Of the 20 crewmembers who escaped the Essex before it sank, only eight survived. They’d endured some 90 days at sea, far off the coast of South America, with insufficient water and food rations. The tale Nickerson spins for Melville, as dramatized by Howard, is sometimes thrilling and elsewhere distressingly bleak: Although Howard is discreet in handling some of the grislier details, you might think twice about taking younger or overly sensitive kids. Mostly, though, Howard and cinematographer Anthony Dod Mantle capture the workaday routine of life on a ship with great brio—an early scene shows the crew setting sail, mapping out the process in a crisply edited mosaic of whirring, unspooling rope and canvas snapping sharply in the wind. The finest sequence is one in which Chase and members of the crew, packed into a small, tipsy-looking whaleboat, circle and kill their first whale. Heavy on CGI, this scene is a whaling reverie, not a realistic depiction of how it all must have really gone down. Rainbow droplets of water splash against a sky of painted clouds as the men, balanced in their little boat, stab away at their quarry with harpoons. The scene has a storybook glow, like an N.C. Wyeth illustration, and it has integrity. We can’t re-create historical events, so why not make them into something else, our dream of history? If the movies don’t give us that freedom, what does? When that whale is finally vanquished, Howard marks the chilling finality of the act with a despairing visual: The water the poor creature sprays from its blowhole is mingled with blood, splashing the men’s faces like unholy rain.

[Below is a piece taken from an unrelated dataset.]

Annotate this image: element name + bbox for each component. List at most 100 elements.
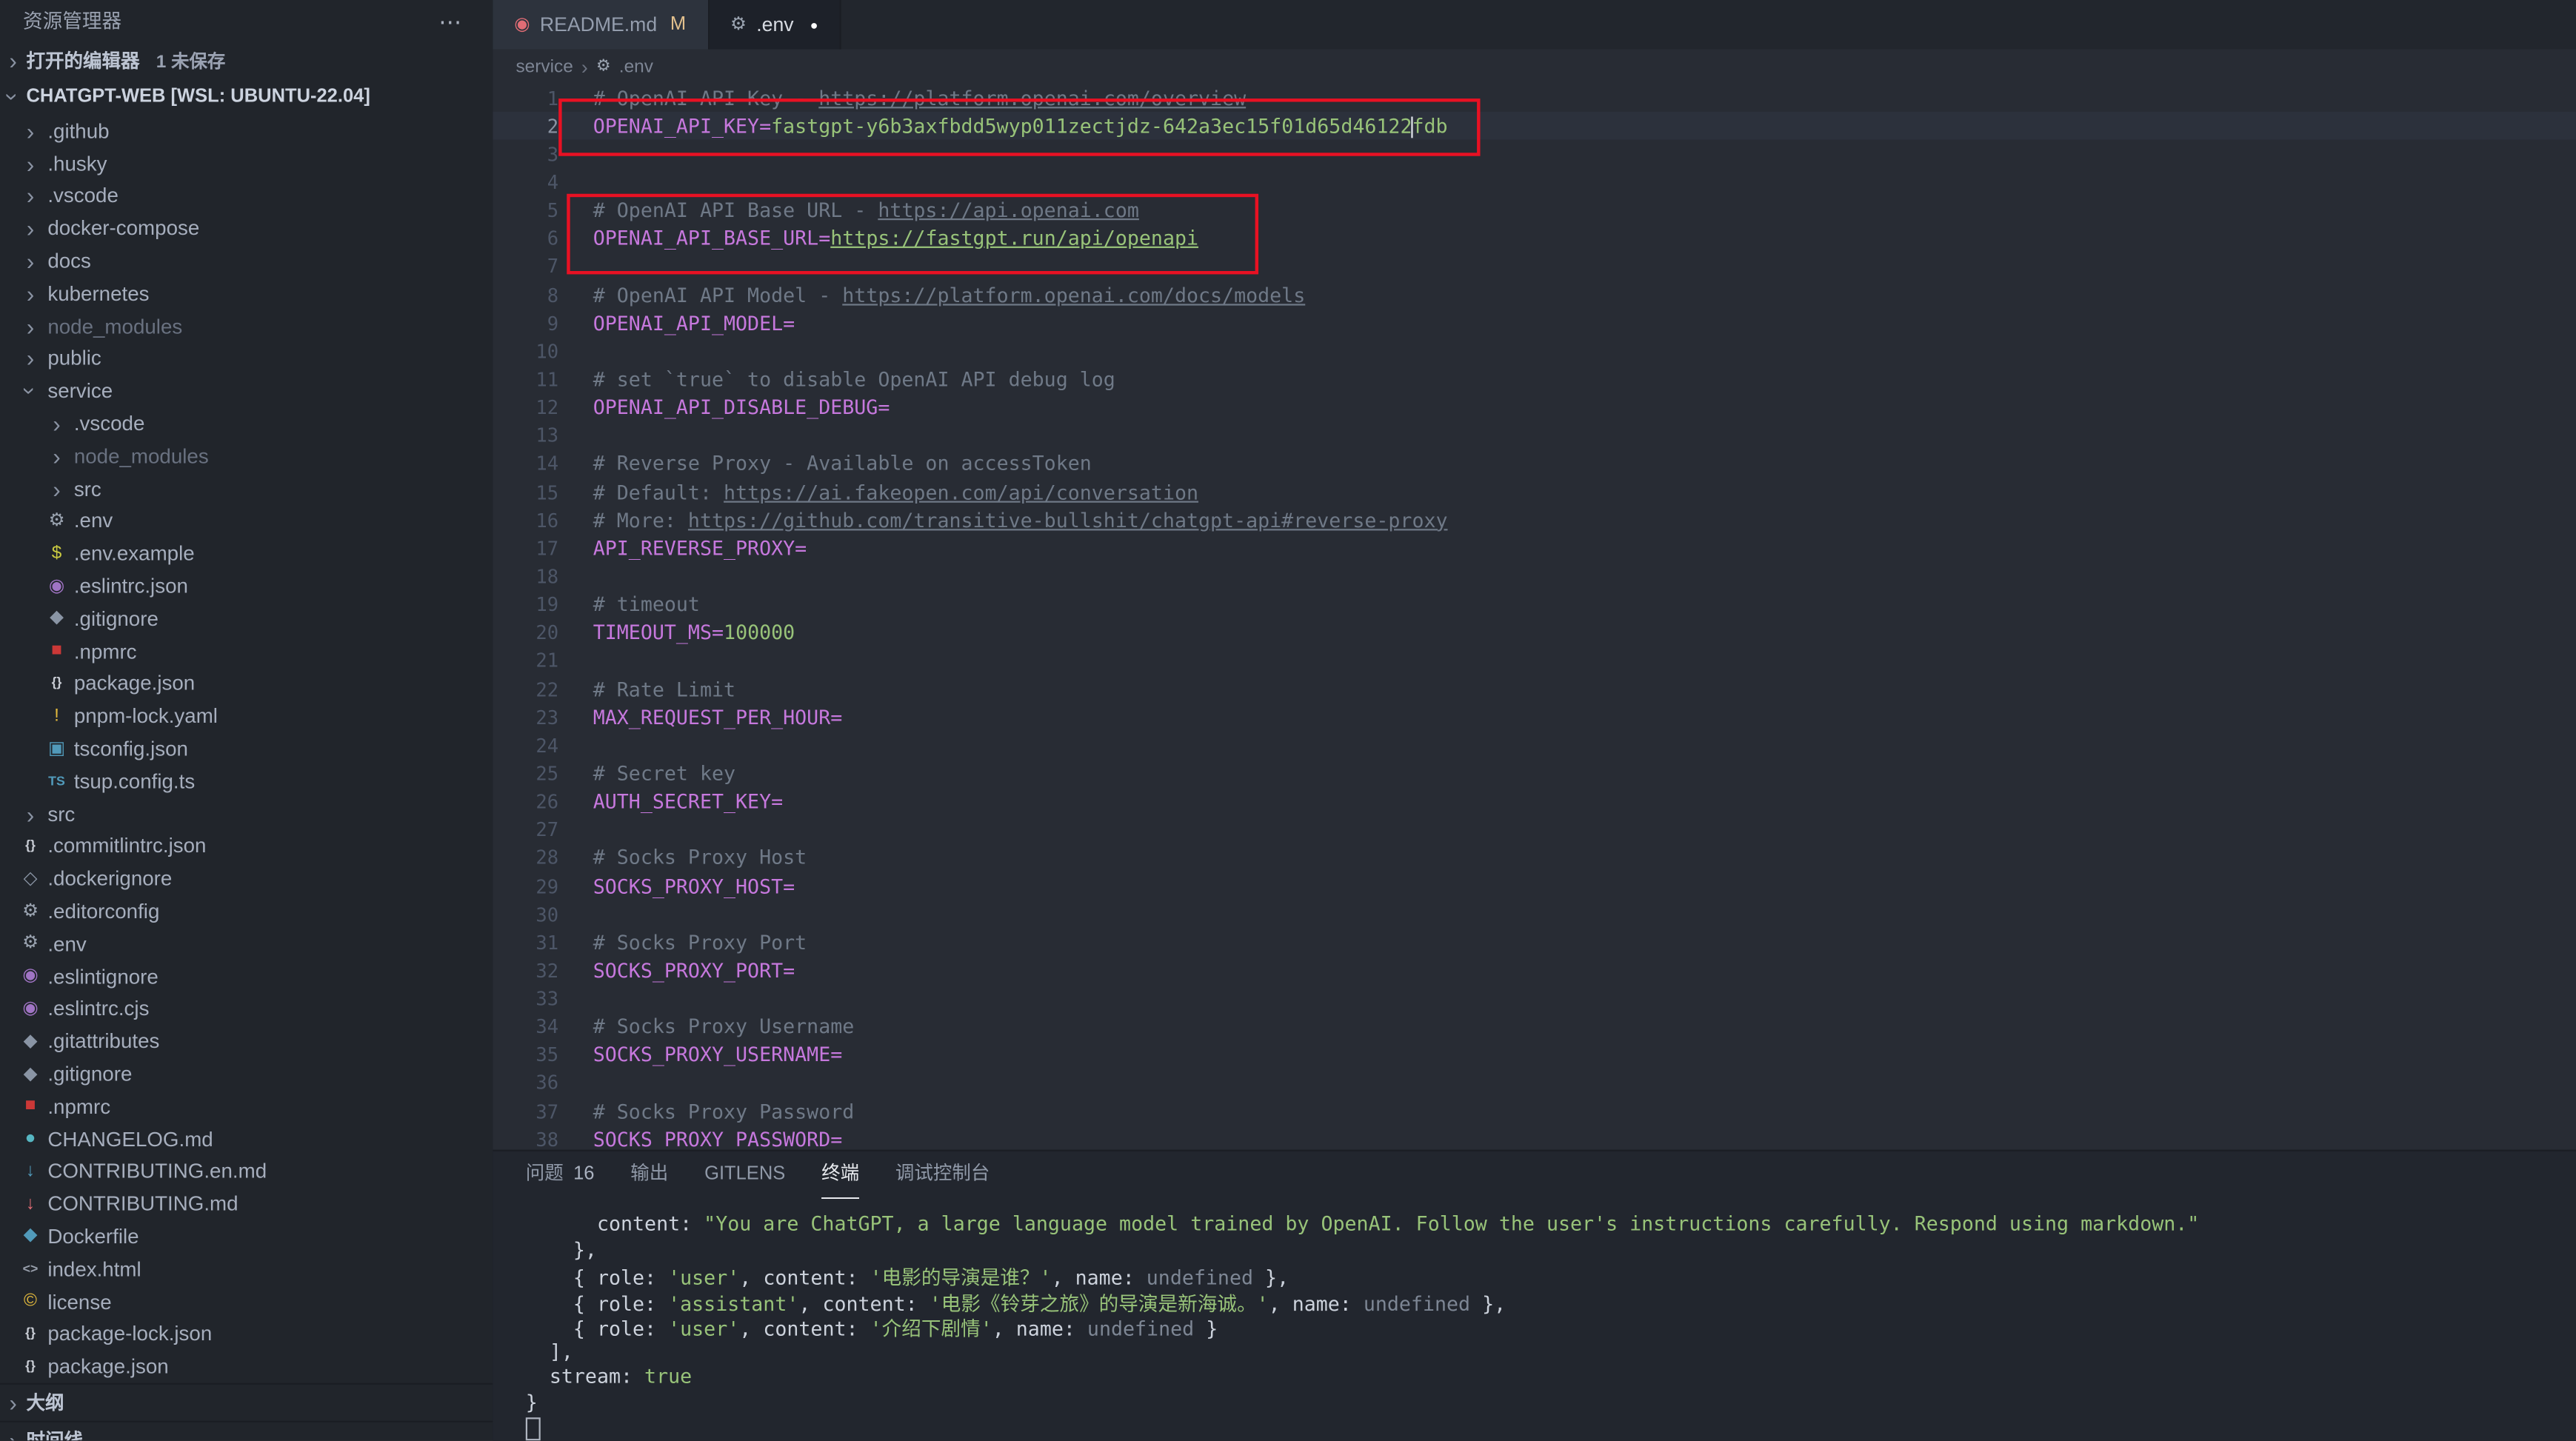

In the Heart of the Sea is a classic man-vs.-nature story. And what men! Cillian Murphy, as second mate Matthew Joy, is the most comfortable with the movie’s labored dialogue, making it seem as natural as the curl of a wave, and he has just the right look for a 19th-century seaman: his cheeks are ruddy as if perpetually wind-burned, his eyes bleached pale by the sun. Hemsworth, his brawn packed into a stiff coat and breeches, looks more like a Chippendale’s version of a whaler than a real one—but then, what New England whaleship couldn’t use just a touch of glamour? And then there’s the sperm whale that took down the Essex, smashing it with such fury that the vessel quickly took water and then, thanks to its intensely flammable cargo, burst into floating flames worthy of a J.M.W. Turner canvas. In Howard’s vision, this brute is a mottled-white leviathan with a mad, broad forehead and tiny, judgmental eyes—his side-eye is something to be feared. Decisive and elusive, he’s the movie’s uncompromising star. He has no clue that the movie around him is out of fashion, and what does he care if it is? The courage of his conviction makes all the difference.